Fusions in the BRAF gene are also common. However, for patients with BRAF fusions as opposed to BRAF mutations, first-generation BRAF inhibitors are not indicated for treatment as they can lead to accelerated disease progression.³ The introduction of next-generation BRAF inhibitors offers new targeted treatment options for patients with both BRAF fusions and BRAF mutations. The hope is that these new treatments will offer improved tumor control and fewer side effects compared to chemotherapy, and that this will result in reduced long-term morbidity.

An unmet need for comprehensive BRAF testing

Determining the nature of the BRAF alteration is therefore critical before initiating treatment, but not all standard genomic tests can detect BRAF fusions.

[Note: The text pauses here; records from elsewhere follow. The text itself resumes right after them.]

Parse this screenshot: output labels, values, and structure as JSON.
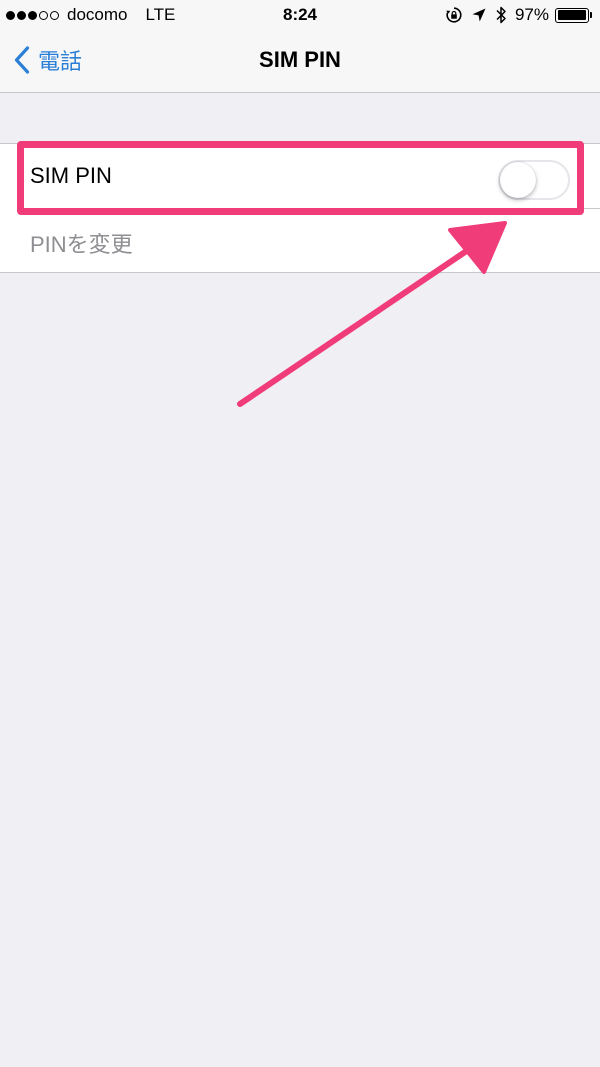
{
  "status_bar": {
    "signal_filled": 3,
    "signal_empty": 2,
    "carrier": "docomo",
    "network": "LTE",
    "time": "8:24",
    "icons": [
      "rotation-lock-icon",
      "location-arrow-icon",
      "bluetooth-icon"
    ],
    "battery_percent": "97%",
    "battery_level": 0.97
  },
  "nav": {
    "back_label": "電話",
    "title": "SIM PIN"
  },
  "settings": {
    "sim_pin": {
      "label": "SIM PIN",
      "enabled": false
    },
    "change_pin": {
      "label": "PINを変更",
      "disabled": true
    }
  },
  "annotation": {
    "color": "#f03c78"
  },
  "colors": {
    "accent": "#2b7fd6",
    "background": "#efeff4",
    "separator": "#c8c7cc",
    "disabled_text": "#8e8e93"
  }
}
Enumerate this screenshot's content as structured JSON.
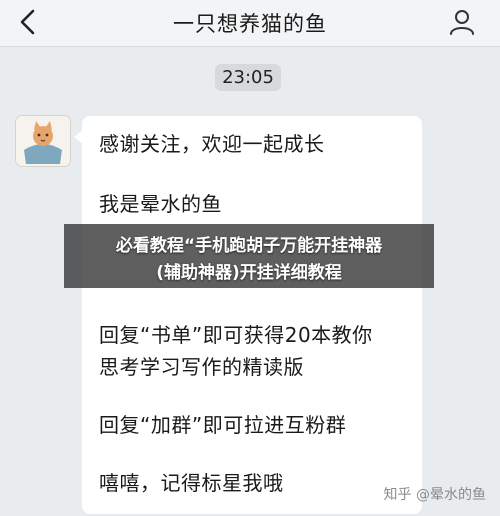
{
  "header": {
    "title": "一只想养猫的鱼",
    "back_icon": "chevron-left-icon",
    "profile_icon": "person-icon"
  },
  "chat": {
    "timestamp": "23:05",
    "avatar_icon": "cartoon-cat-avatar",
    "message_lines": [
      "感谢关注，欢迎一起成长",
      "我是晕水的鱼",
      "回复“书单”即可获得20本教你",
      "思考学习写作的精读版",
      "回复“加群”即可拉进互粉群",
      "嘻嘻，记得标星我哦"
    ]
  },
  "overlay": {
    "line1": "必看教程“手机跑胡子万能开挂神器",
    "line2": "(辅助神器)开挂详细教程"
  },
  "watermark": {
    "text": "知乎 @晕水的鱼"
  },
  "colors": {
    "background": "#e9ecef",
    "header": "#f2f4f6",
    "bubble": "#ffffff",
    "overlay": "#323232"
  }
}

FoundationOne®CDx⁵ is now approved by the U.S. Food and Drug Administration (FDA) for use as a companion diagnostic for a targeted therapy to treat patients six months of age and older with relapsed or refractory pLGG harboring a BRAF fusion or rearrangement, or BRAF V600 mutation.⁶

FoundationOne®CDx is able to detect both BRAF V600 mutations and fusions.⁵ This enables healthcare providers to gain a more complete genomic picture of their patient’s tumor through a single test, ensuring more patients can benefit from treatment decision-making based on high-quality information.

A more personalized future for treating pediatric cancer

We are hopeful that this important approval is the first of many and that it signals the arrival of a new era of precision medicine in childhood cancer that will bring hope to the thousands of children diagnosed each year.